At first she’d tried to hold herself stiffly against him, but soon the motion of the horse became too much for her exhaustion and she slumped forward. That was to be expected. More concerning was the fact that she had yet to stop trembling. The sound of her teeth chattering along with the occasional sounds of Sleipnir’s huffs of breath was the only thing that broke through the stillness of the morning.
‘Elswyth?’ He hoped to rouse her, thinking that even though they were in a hurry, he should make her walk a bit to get her blood flowing again. She didn’t stir, so he repeated her name a bit louder and with more authority. When she still didn’t rouse, a flicker of fear moved through him.
A few years ago he’d been to the Great North with a group hunting the great white bears that lived there. They’d been besieged by a snow storm and had sought shelter, but it hadn’t stopped a few of them from being overtaken with the cold. They’d shivered uncontrollably even after they’d found the warmth of the fire. Two of them had fallen asleep and never revived. It had been much colder then, but those men had been stout and large-boned. Elswyth was smaller framed and more delicate and she’d been without a fur for at least a day and a night with steady snow. A twinge of guilt tightened his chest uncomfortably. Her clothing was the same as that she had come to him with, barely adequate for winter, much less the extended exposure she’d endured. They hadn’t had time to commission new clothing for her in heavier fabrics. Or perhaps there had been time, he simply hadn’t seen clothing her as a priority when he’d wanted her without her clothes as much as possible.
Allowing Sleipnir his head, he pulled the knife from his boot and cut the bindings at her wrists. Then he turned her in his arms to see her pale face and the faint blue shadows around her lips and beneath her eyes. ‘Saxon,’ he called.
She shifted and the relief he felt nearly sent him falling to the ground.
‘Saxon, talk to me,’ he said, unable to stop himself from cupping her cheek. It was nearly as cold as the snow.
‘Dane.’ It was the softest whisper, but it brought a smile to his face none the less. He found the pulse in her neck and breathed another sigh of relief when it was strong and steady beneath his fingers. ‘So tired and cold,’ she mumbled, seeking the heat of his body and turning into him. ‘Please can I sleep?’

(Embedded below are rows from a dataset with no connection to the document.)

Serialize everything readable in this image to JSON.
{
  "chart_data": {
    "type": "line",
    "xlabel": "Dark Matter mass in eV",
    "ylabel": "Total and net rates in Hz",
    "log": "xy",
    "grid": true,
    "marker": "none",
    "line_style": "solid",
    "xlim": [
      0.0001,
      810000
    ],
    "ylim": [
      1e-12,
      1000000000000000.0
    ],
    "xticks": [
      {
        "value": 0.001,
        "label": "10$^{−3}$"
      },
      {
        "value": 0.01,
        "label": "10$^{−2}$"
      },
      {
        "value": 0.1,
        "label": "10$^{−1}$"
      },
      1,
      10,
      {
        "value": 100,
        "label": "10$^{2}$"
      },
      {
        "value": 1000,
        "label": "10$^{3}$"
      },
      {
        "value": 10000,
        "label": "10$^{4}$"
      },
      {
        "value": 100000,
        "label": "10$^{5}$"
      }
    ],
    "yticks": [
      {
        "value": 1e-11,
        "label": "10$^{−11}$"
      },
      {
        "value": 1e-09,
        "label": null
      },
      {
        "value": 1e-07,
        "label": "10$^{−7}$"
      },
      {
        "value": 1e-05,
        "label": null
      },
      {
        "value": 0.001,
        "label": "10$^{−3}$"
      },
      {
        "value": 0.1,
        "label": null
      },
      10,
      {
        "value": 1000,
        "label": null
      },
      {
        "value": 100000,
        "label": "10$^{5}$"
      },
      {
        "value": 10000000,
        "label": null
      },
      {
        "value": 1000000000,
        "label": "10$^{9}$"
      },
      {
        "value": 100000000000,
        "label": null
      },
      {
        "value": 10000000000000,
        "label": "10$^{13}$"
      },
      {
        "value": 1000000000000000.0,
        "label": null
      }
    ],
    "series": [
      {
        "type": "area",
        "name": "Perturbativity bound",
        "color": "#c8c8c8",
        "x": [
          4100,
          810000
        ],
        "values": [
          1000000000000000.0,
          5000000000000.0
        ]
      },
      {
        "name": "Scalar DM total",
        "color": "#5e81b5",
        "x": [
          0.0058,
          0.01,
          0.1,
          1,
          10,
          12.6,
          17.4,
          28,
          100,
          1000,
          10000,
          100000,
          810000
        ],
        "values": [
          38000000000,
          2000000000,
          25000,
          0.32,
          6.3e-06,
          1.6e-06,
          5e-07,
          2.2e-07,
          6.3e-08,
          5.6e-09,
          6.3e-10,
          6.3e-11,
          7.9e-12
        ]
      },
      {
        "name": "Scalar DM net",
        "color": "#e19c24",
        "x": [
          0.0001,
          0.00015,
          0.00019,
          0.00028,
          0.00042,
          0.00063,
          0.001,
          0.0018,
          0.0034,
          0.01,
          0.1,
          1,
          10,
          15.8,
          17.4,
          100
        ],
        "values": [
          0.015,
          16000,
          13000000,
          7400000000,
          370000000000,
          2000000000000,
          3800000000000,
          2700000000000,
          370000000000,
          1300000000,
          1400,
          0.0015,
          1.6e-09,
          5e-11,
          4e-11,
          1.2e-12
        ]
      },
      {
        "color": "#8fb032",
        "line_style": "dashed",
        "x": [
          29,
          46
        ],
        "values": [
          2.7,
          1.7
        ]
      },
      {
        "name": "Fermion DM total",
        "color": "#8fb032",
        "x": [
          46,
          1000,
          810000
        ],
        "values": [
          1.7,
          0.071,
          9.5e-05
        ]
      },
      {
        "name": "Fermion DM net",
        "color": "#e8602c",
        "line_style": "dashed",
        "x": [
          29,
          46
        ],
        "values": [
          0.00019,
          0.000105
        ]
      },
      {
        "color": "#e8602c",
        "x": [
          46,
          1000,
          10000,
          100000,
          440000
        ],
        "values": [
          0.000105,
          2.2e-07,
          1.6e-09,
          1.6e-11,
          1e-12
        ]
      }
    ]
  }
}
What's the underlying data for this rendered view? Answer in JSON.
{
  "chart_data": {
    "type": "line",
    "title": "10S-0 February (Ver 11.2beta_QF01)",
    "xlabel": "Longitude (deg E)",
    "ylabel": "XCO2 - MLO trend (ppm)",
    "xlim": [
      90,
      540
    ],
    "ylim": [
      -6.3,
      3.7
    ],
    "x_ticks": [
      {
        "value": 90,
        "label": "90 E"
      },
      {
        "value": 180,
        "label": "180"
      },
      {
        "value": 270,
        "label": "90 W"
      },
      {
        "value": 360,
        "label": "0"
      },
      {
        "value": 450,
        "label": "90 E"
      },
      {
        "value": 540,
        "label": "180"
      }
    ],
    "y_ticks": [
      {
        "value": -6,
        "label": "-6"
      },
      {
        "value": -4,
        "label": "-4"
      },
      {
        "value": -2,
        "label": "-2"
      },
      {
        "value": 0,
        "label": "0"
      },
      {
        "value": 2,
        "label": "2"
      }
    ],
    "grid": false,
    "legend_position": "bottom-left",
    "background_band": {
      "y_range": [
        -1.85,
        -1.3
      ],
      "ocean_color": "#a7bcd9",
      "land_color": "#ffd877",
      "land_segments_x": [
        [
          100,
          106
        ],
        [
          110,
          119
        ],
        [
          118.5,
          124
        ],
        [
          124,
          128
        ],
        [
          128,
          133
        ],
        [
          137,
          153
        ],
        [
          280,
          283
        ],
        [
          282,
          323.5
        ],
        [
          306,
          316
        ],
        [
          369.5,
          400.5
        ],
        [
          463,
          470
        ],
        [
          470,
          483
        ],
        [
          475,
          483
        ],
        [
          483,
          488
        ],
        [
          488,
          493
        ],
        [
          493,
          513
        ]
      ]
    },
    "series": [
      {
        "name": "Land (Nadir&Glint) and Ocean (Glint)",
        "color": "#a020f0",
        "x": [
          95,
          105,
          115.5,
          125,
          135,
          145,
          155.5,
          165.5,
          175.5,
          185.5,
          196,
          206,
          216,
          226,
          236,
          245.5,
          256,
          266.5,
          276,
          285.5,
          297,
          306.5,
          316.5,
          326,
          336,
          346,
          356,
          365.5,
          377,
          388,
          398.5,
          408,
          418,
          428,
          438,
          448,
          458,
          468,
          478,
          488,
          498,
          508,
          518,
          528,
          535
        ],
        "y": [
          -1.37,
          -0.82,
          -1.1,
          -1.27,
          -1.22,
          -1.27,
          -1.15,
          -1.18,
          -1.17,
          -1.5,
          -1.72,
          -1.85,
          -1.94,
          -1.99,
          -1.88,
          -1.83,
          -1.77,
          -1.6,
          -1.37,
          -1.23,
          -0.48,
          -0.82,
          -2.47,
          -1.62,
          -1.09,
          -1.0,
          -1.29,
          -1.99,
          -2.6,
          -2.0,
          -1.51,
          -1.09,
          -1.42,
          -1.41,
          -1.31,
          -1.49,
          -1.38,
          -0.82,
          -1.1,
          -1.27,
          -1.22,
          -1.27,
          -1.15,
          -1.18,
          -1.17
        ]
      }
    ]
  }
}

‘Aye, Saxon. I’ll keep you safe.’ He held her against his chest and pulled away her fur, tucking her against him so that only their clothes were between them. She needed as much heat from his body as she could get. Then he wrapped his fur around them both and tucked hers around her so that she was doubly protected. The new position hindered their speed, but they were still able to make slow and steady progress. He checked her often to make certain she wasn’t slipping into a deeper sleep. Each time the strong beat of her pulse reassured him.